Este estudio forma parte de un convenio firmado entre el Instituto Aragonés y la Asociación Española de Ayuda a niños con trasplante multivisceral y afectados de fallo intestinal y nutrición parenteral (NUPA). Estos fármacos se emplean de forma generalizada para evitar el rechazo pero, a su vez, dan lugar a importantes desequilibrios de la respuesta inmune, los cuales conducen a infecciones muy graves, que en el caso de los niños son muy difíciles o imposibles de tratar eficazmente por la falta de madurez de su sistema inmunológico y la incertidumbre de su control.

BAJAR LA DOSIS DE FÁRMACOS

Esta investigación pretende lograr su objetivo por medio de la aplicación de bajas dosis de estos fármacos y altas dosis células mesenquimales. Estas células, obtenidas a partir de células madre de tejido graso del propio receptor del trasplante y, debidamente administradas, son capaces de regular la respuesta inmunológica, de modo que finalmente el receptor acepte el órgano donado como propio.

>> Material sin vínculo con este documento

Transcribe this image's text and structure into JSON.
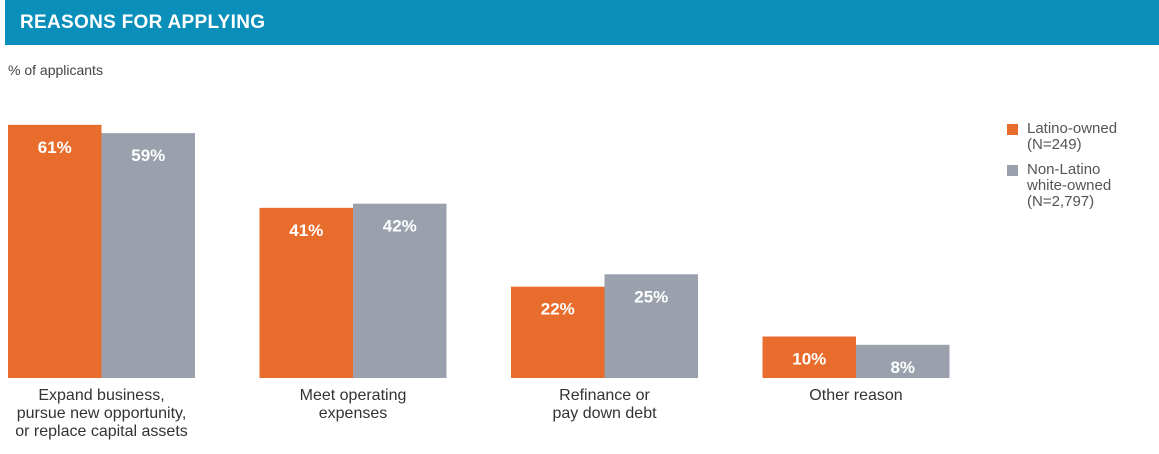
{
  "chart_data": {
    "type": "bar",
    "title": "REASONS FOR APPLYING",
    "subtitle": "% of applicants",
    "categories": [
      [
        "Expand business,",
        "pursue new opportunity,",
        "or replace capital assets"
      ],
      [
        "Meet operating",
        "expenses"
      ],
      [
        "Refinance or",
        "pay down debt"
      ],
      [
        "Other reason"
      ]
    ],
    "series": [
      {
        "name": "Latino-owned (N=249)",
        "color": "#e86c2c",
        "values": [
          61,
          41,
          22,
          10
        ],
        "value_labels": [
          "61%",
          "41%",
          "22%",
          "10%"
        ]
      },
      {
        "name": "Non-Latino white-owned (N=2,797)",
        "color": "#9aa1ad",
        "values": [
          59,
          42,
          25,
          8
        ],
        "value_labels": [
          "59%",
          "42%",
          "25%",
          "8%"
        ]
      }
    ],
    "ylim": [
      0,
      70
    ],
    "legend": "top-right"
  }
}
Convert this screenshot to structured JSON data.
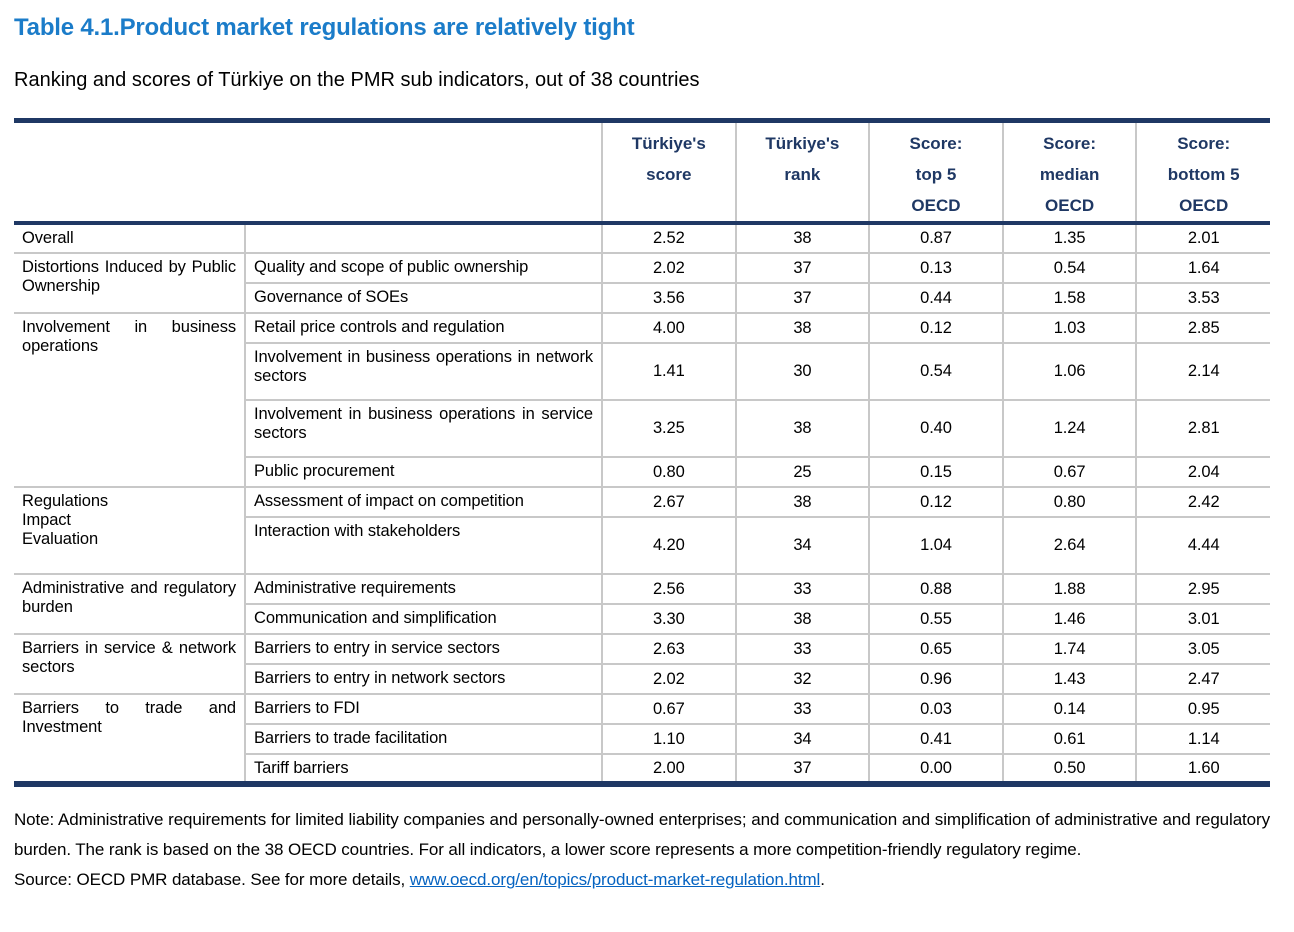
{
  "title": "Table 4.1.Product market regulations are relatively tight",
  "subtitle": "Ranking and scores of Türkiye on the PMR sub indicators, out of 38 countries",
  "colors": {
    "title_blue": "#1B7CC9",
    "header_navy": "#1F3864",
    "grid_gray": "#C8C8C8",
    "link_blue": "#0563C1"
  },
  "table": {
    "header": {
      "turkiye_score": "Türkiye's\nscore",
      "turkiye_rank": "Türkiye's\nrank",
      "score_top5": "Score:\ntop 5\nOECD",
      "score_median": "Score:\nmedian\nOECD",
      "score_bottom5": "Score:\nbottom 5\nOECD"
    },
    "groups": [
      {
        "label": "Overall",
        "rows": [
          {
            "indicator": "",
            "score": "2.52",
            "rank": "38",
            "top5": "0.87",
            "median": "1.35",
            "bottom5": "2.01"
          }
        ]
      },
      {
        "label": "Distortions Induced by Public Ownership",
        "rows": [
          {
            "indicator": "Quality and scope of public ownership",
            "score": "2.02",
            "rank": "37",
            "top5": "0.13",
            "median": "0.54",
            "bottom5": "1.64"
          },
          {
            "indicator": "Governance of SOEs",
            "score": "3.56",
            "rank": "37",
            "top5": "0.44",
            "median": "1.58",
            "bottom5": "3.53"
          }
        ]
      },
      {
        "label": "Involvement in business operations",
        "rows": [
          {
            "indicator": "Retail price controls and regulation",
            "score": "4.00",
            "rank": "38",
            "top5": "0.12",
            "median": "1.03",
            "bottom5": "2.85"
          },
          {
            "indicator": "Involvement in business operations in network sectors",
            "score": "1.41",
            "rank": "30",
            "top5": "0.54",
            "median": "1.06",
            "bottom5": "2.14",
            "tall": true
          },
          {
            "indicator": "Involvement in business operations in service sectors",
            "score": "3.25",
            "rank": "38",
            "top5": "0.40",
            "median": "1.24",
            "bottom5": "2.81",
            "tall": true
          },
          {
            "indicator": "Public procurement",
            "score": "0.80",
            "rank": "25",
            "top5": "0.15",
            "median": "0.67",
            "bottom5": "2.04"
          }
        ]
      },
      {
        "label": "Regulations\nImpact\nEvaluation",
        "rows": [
          {
            "indicator": "Assessment of impact on competition",
            "score": "2.67",
            "rank": "38",
            "top5": "0.12",
            "median": "0.80",
            "bottom5": "2.42"
          },
          {
            "indicator": "Interaction with stakeholders",
            "score": "4.20",
            "rank": "34",
            "top5": "1.04",
            "median": "2.64",
            "bottom5": "4.44",
            "tall": true
          }
        ]
      },
      {
        "label": "Administrative and regulatory burden",
        "rows": [
          {
            "indicator": "Administrative requirements",
            "score": "2.56",
            "rank": "33",
            "top5": "0.88",
            "median": "1.88",
            "bottom5": "2.95"
          },
          {
            "indicator": "Communication and simplification",
            "score": "3.30",
            "rank": "38",
            "top5": "0.55",
            "median": "1.46",
            "bottom5": "3.01"
          }
        ]
      },
      {
        "label": "Barriers in service & network sectors",
        "rows": [
          {
            "indicator": "Barriers to entry in service sectors",
            "score": "2.63",
            "rank": "33",
            "top5": "0.65",
            "median": "1.74",
            "bottom5": "3.05"
          },
          {
            "indicator": "Barriers to entry in network sectors",
            "score": "2.02",
            "rank": "32",
            "top5": "0.96",
            "median": "1.43",
            "bottom5": "2.47"
          }
        ]
      },
      {
        "label": "Barriers to trade and Investment",
        "rows": [
          {
            "indicator": "Barriers to FDI",
            "score": "0.67",
            "rank": "33",
            "top5": "0.03",
            "median": "0.14",
            "bottom5": "0.95"
          },
          {
            "indicator": "Barriers to trade facilitation",
            "score": "1.10",
            "rank": "34",
            "top5": "0.41",
            "median": "0.61",
            "bottom5": "1.14"
          },
          {
            "indicator": "Tariff barriers",
            "score": "2.00",
            "rank": "37",
            "top5": "0.00",
            "median": "0.50",
            "bottom5": "1.60"
          }
        ]
      }
    ]
  },
  "note": "Note: Administrative requirements for limited liability companies and personally-owned enterprises; and communication and simplification of administrative and regulatory burden. The rank is based on the 38 OECD countries. For all indicators, a lower score represents a more competition-friendly regulatory regime.",
  "source": {
    "prefix": "Source: OECD PMR database. See for more details, ",
    "link_text": "www.oecd.org/en/topics/product-market-regulation.html",
    "suffix": "."
  }
}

EL INTESTINO, EL QUE MÁS RECHAZA

Entre todos los trasplantes de órganos que habitualmente se realizan, el trasplante de intestino conlleva el mayor número de fracasos por rechazo o infección grave, dada la peculiaridad de la respuesta inmunológica del intestino a causa de su potencial inmune, lo que puede dar lugar no sólo al rechazo del órgano por parte del receptor, sino también al rechazo del receptor por parte del órgano (“enfermedad de injerto contra huésped”).

Actualmente, el mayor número de trasplantes de intestino o multiviscerales (que incluyen hasta 7 órganos digestivos) se realiza en niños, a causa de malformaciones u otras enfermedades infantiles, que implican una alimentación por vía intravenosa desde el nacimiento o desde la infancia, lo cual da lugar a alteraciones importantes de la función hepática y de otros órganos, e implica la realización de un trasplante intestinal o multivisceral para evitar la muerte.

En caso de que el proyecto obtuviera resultados positivos, el principal beneficio sería su posterior aplicación en la clínica del trasplante de intestino para evitar el rechazo y/o la aparición de infecciones graves, que son las principales causas de mortalidad de este trasplante. También puede ser muy relevante el impacto en la clínica de los trasplantes de órganos, por tratarse de una nueva técnica para evitar el rechazo empleando una inmunosupresión, menos agresiva que la actual, en los receptores de órganos, tratando de evitar las infecciones graves y otras complicaciones.

Está prevista una segunda fase en la que se diseñará un proyecto clínico, con la colaboración de grupos de investigación del Hospital Universitario de La Paz (Madrid), la Facultad de Farmacia de la Universidad de Alcalá de Henares y el IACS, en caso de obtener los resultados esperados.